“En diez años su hijo será el nuevo Lionel Messi”. Con ese gancho embaucan a los padres. Estos, ingenuamente, creen en lo que el reclutador de talentos les promete. Creen, sí, aun cuando la insobornable voz interna les susurre que tal promesa es una engañifa para hacer dinero a sus expensas. El niño, por su parte, se siente obligado a ser justamente lo que el oráculo dijo: el Lionel Messi de la próxima década. Lo sacan de la escuela y del colegio, no le permiten socializar, lo aislan, lo ponen bajo una especie de campana de cristal: todo lo que podrá hacer es patear un balón, y desear, bajo una estrella, que algún efluvio espiritual de Messi emigre a su cuerpo y le confiera su grandeza futbolística.

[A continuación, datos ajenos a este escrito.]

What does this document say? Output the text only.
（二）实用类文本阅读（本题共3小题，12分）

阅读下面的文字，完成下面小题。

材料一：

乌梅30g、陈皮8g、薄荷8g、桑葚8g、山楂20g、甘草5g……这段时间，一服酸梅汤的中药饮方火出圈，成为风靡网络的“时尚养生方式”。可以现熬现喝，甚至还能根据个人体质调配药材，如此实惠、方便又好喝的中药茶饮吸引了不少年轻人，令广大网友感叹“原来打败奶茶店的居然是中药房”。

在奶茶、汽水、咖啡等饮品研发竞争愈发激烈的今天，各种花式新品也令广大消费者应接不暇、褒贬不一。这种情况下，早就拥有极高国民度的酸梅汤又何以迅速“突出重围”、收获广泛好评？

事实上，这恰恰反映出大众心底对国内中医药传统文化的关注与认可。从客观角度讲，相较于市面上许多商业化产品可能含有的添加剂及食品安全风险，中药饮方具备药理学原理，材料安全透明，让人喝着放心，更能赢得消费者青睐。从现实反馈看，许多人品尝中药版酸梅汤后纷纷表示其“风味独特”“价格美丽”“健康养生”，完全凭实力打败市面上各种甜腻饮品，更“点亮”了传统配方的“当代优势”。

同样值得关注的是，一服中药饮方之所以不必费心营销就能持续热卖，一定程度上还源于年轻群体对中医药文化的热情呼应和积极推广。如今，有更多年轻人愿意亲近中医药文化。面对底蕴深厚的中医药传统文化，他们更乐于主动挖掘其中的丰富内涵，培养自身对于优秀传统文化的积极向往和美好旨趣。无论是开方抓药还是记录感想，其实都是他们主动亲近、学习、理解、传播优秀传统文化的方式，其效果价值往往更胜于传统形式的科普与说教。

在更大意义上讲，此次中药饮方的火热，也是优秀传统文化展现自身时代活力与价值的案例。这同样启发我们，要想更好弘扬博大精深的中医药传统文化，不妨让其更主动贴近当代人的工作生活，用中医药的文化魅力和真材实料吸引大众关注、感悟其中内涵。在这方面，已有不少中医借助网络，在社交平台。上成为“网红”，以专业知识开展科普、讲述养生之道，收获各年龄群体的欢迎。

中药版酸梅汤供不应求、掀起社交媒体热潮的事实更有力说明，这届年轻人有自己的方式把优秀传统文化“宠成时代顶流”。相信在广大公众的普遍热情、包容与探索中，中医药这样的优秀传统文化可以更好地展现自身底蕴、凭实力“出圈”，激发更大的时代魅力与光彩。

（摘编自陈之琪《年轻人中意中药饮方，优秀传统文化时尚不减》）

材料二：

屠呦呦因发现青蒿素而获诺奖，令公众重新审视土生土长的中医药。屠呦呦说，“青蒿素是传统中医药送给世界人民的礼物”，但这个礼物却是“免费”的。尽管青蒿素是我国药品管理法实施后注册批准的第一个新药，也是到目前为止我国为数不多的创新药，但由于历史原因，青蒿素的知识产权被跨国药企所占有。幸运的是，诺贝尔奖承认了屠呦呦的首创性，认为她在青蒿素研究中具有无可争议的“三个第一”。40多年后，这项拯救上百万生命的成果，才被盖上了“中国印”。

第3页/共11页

Durante el siglo XVIII y buena parte del XIX se cultivó en Europa la inhumana práctica de los “castrati”. A los niños que tenían algún talento para el canto, se les sometía a la ablación de los testículos, la remoción total de las gónadas. Era, a la sazón, un procedimiento legal. El resultado esperado era que, al crecer, estos muchachos fueran capaces de cantar en la tesitura alta de las sopranos, pero con la fuerza pulmonar de los hombres. Muchos de ellos se convirtieron en rutilantes estrellas operáticas. Cuando fracasaban… pues todo lo que restaba eran criaturas mutiladas, ineducadas, privadas de destrezas profesionales, de capacidad de reproducción, con voces tipludas y cuerpos feminoides y obesos. La práctica fue un hontanar del dolor: si la fortuna no les sonreía, solían suicidarse, o hundirse en una existencia sórdida y tenebrosa.
Mutatis mutandis, hay escuelas futbolísticas que están procediendo de conformidad con la abyecta práctica de los castrati. El niño no estudia, no recibe instrucción formal alguna, es alejado de toda vocación que no sea patear bola. Está sucediendo en todas partes del planeta. ¡Y sí: eso incluye al “país más feliz del mundo”! Sé de mercachifles que le están vendiendo a padres de familia menos que ilustrados la fábula de un niño que llegará a ganar 33 millones de euros anuales. Cumplo con mi deber de denunciarlo: es una gravísima violación a la Declaración Universal de los Derechos Humanos. El Ministerio de Educación haría bien en desinfectar esta úlcera social.